The Stranger
Albert Camus
1942
10


I haven't written any literature criticism before, a part of me is scared to do so, as this is of course the last intellectual vanguard of art criticism, but 'The Stranger' is such a simple book in its artistic purity that I feel I can bring at least some justice to it. I don't read much academic literature, so I don't know if the Camusians or you know just generally French-modernism educated scholars will like what I have to say about what I assume is one of their foundational texts. I like this novel a lot, theoretically I think you can say it is more-or-less a perfect novel, or at least the perfect short novel. People say this about the Great Gatsby but the Great Gatsby has many flaws while The Stranger has none. The prose here is not written to stun, it is simply written in order to slowly explain a hypothetical situation. In this situation, a French man living in Algeria who struggles to show emotion at his own mother's funeral, finds himself, almost blindly, in a potential life or death beach encounter with an Arab man and sullenly chooses to kill.
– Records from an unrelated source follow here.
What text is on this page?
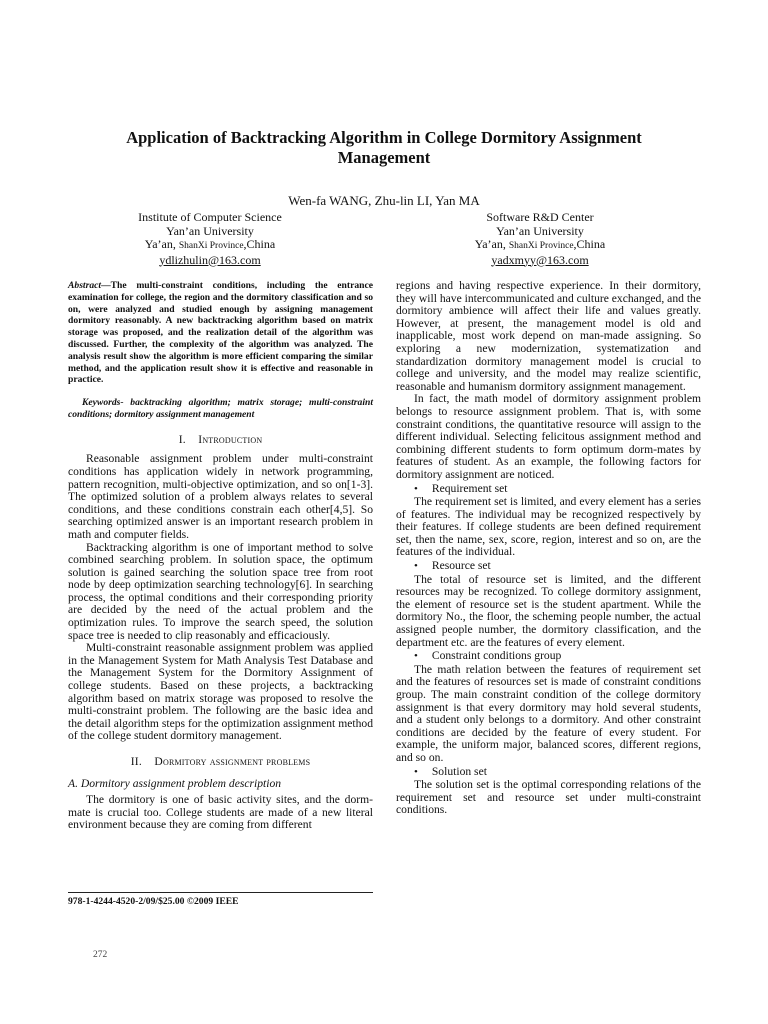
Application of Backtracking Algorithm in College Dormitory Assignment Management
Wen-fa WANG, Zhu-lin LI, Yan MA
Institute of Computer Science
Yan’an University
Ya’an, ShanXi Province,China
ydlizhulin@163.com
Software R&D Center
Yan’an University
Ya’an, ShanXi Province,China
yadxmyy@163.com

Abstract—The multi-constraint conditions, including the entrance examination for college, the region and the dormitory classification and so on, were analyzed and studied enough by assigning management dormitory reasonably. A new backtracking algorithm based on matrix storage was proposed, and the realization detail of the algorithm was discussed. Further, the complexity of the algorithm was analyzed. The analysis result show the algorithm is more efficient comparing the similar method, and the application result show it is effective and reasonable in practice.

Keywords- backtracking algorithm; matrix storage; multi-constraint conditions; dormitory assignment management

I. Introduction

Reasonable assignment problem under multi-constraint conditions has application widely in network programming, pattern recognition, multi-objective optimization, and so on[1-3]. The optimized solution of a problem always relates to several conditions, and these conditions constrain each other[4,5]. So searching optimized answer is an important research problem in math and computer fields.

Backtracking algorithm is one of important method to solve combined searching problem. In solution space, the optimum solution is gained searching the solution space tree from root node by deep optimization searching technology[6]. In searching process, the optimal conditions and their corresponding priority are decided by the need of the actual problem and the optimization rules. To improve the search speed, the solution space tree is needed to clip reasonably and efficaciously.

Multi-constraint reasonable assignment problem was applied in the Management System for Math Analysis Test Database and the Management System for the Dormitory Assignment of college students. Based on these projects, a backtracking algorithm based on matrix storage was proposed to resolve the multi-constraint problem. The following are the basic idea and the detail algorithm steps for the optimization assignment method of the college student dormitory management.

II. Dormitory assignment problems
A. Dormitory assignment problem description

The dormitory is one of basic activity sites, and the dorm-mate is crucial too. College students are made of a new literal environment because they are coming from different

regions and having respective experience. In their dormitory, they will have intercommunicated and culture exchanged, and the dormitory ambience will affect their life and values greatly. However, at present, the management model is old and inapplicable, most work depend on man-made assigning. So exploring a new modernization, systematization and standardization dormitory management model is crucial to college and university, and the model may realize scientific, reasonable and humanism dormitory assignment management.

In fact, the math model of dormitory assignment problem belongs to resource assignment problem. That is, with some constraint conditions, the quantitative resource will assign to the different individual. Selecting felicitous assignment method and combining different students to form optimum dorm-mates by features of student. As an example, the following factors for dormitory assignment are noticed.

• Requirement set

The requirement set is limited, and every element has a series of features. The individual may be recognized respectively by their features. If college students are been defined requirement set, then the name, sex, score, region, interest and so on, are the features of the individual.

• Resource set

The total of resource set is limited, and the different resources may be recognized. To college dormitory assignment, the element of resource set is the student apartment. While the dormitory No., the floor, the scheming people number, the actual assigned people number, the dormitory classification, and the department etc. are the features of every element.

• Constraint conditions group

The math relation between the features of requirement set and the features of resources set is made of constraint conditions group. The main constraint condition of the college dormitory assignment is that every dormitory may hold several students, and a student only belongs to a dormitory. And other constraint conditions are decided by the feature of every student. For example, the uniform major, balanced scores, different regions, and so on.

• Solution set

The solution set is the optimal corresponding relations of the requirement set and resource set under multi-constraint conditions.

978-1-4244-4520-2/09/$25.00 ©2009 IEEE
272
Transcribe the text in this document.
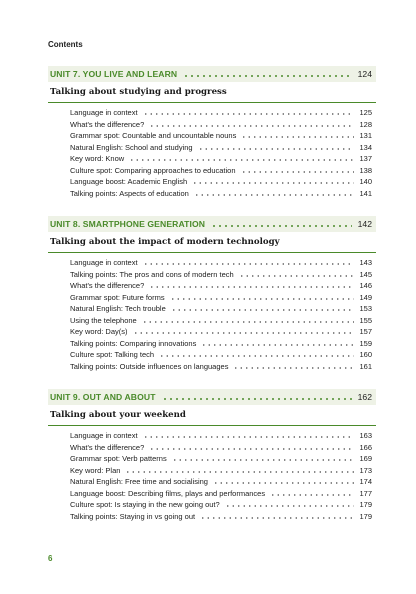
Contents
UNIT 7. YOU LIVE AND LEARN	124
Talking about studying and progress
Language in context	125
What's the difference?	128
Grammar spot: Countable and uncountable nouns	131
Natural English: School and studying	134
Key word: Know	137
Culture spot: Comparing approaches to education	138
Language boost: Academic English	140
Talking points: Aspects of education	141
UNIT 8. SMARTPHONE GENERATION	142
Talking about the impact of modern technology
Language in context	143
Talking points: The pros and cons of modern tech	145
What's the difference?	146
Grammar spot: Future forms	149
Natural English: Tech trouble	153
Using the telephone	155
Key word: Day(s)	157
Talking points: Comparing innovations	159
Culture spot: Talking tech	160
Talking points: Outside influences on languages	161
UNIT 9. OUT AND ABOUT	162
Talking about your weekend
Language in context	163
What's the difference?	166
Grammar spot: Verb patterns	169
Key word: Plan	173
Natural English: Free time and socialising	174
Language boost: Describing films, plays and performances	177
Culture spot: Is staying in the new going out?	179
Talking points: Staying in vs going out	179
6
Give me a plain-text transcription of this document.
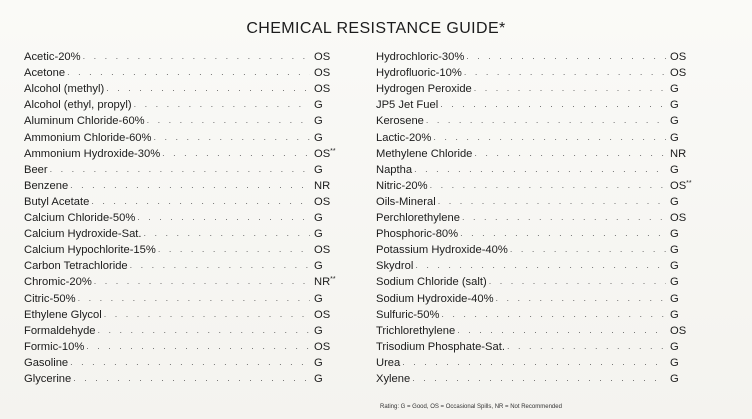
CHEMICAL RESISTANCE GUIDE*
Acetic-20% . . .	OS
Acetone . . .	OS
Alcohol (methyl) . . .	OS
Alcohol (ethyl, propyl) . . .	G
Aluminum Chloride-60% . . .	G
Ammonium Chloride-60% . . .	G
Ammonium Hydroxide-30% . . .	OS**
Beer . . .	G
Benzene . . .	NR
Butyl Acetate . . .	OS
Calcium Chloride-50% . . .	G
Calcium Hydroxide-Sat. . . .	G
Calcium Hypochlorite-15% . . .	OS
Carbon Tetrachloride . . .	G
Chromic-20% . . .	NR**
Citric-50% . . .	G
Ethylene Glycol . . .	OS
Formaldehyde . . .	G
Formic-10% . . .	OS
Gasoline . . .	G
Glycerine . . .	G
Hydrochloric-30% . . .	OS
Hydrofluoric-10% . . .	OS
Hydrogen Peroxide . . .	G
JP5 Jet Fuel . . .	G
Kerosene . . .	G
Lactic-20% . . .	G
Methylene Chloride . . .	NR
Naptha . . .	G
Nitric-20% . . .	OS**
Oils-Mineral . . .	G
Perchlorethylene . . .	OS
Phosphoric-80% . . .	G
Potassium Hydroxide-40% . . .	G
Skydrol . . .	G
Sodium Chloride (salt) . . .	G
Sodium Hydroxide-40% . . .	G
Sulfuric-50% . . .	G
Trichlorethylene . . .	OS
Trisodium Phosphate-Sat. . . .	G
Urea . . .	G
Xylene . . .	G
Rating: G = Good, OS = Occasional Spills, NR = Not Recommended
The entire first stage of this novel, a slow building-up of a modern everyday man through layered human relationships, leads up to this moment. After he shoots, kills, and shoots some more, he describes, more than any emotion or feeling, the unbearable presence of the sun on his face and body. Heatstroke, essentially. The key to enjoying the intellectual substance of 'The Stranger' is to understand that this random singular moment carries inside it the vast scope of human existence, or at least, is meant too. Everything we do and have done as humans on earth can be boiled down into that one scene. What Camus has done more than anything else is write a political novel that has nothing to do with actual politics. Actual politics are messy and corrupt, like the prosecuting attorney, and while political art usually means the art is left-leaning, The Stranger's politics have nothing to do with potential socio-economic structures, they have to do with how we come to judge other human beings based on the societal expectation for how they should act. Think of this novel's two parts as a before and after for the the awareness of the inescapability from our human social mechanism, or at least as a before and after for a theoretical human's first psychological interaction with the modern social system of punishment and retribution.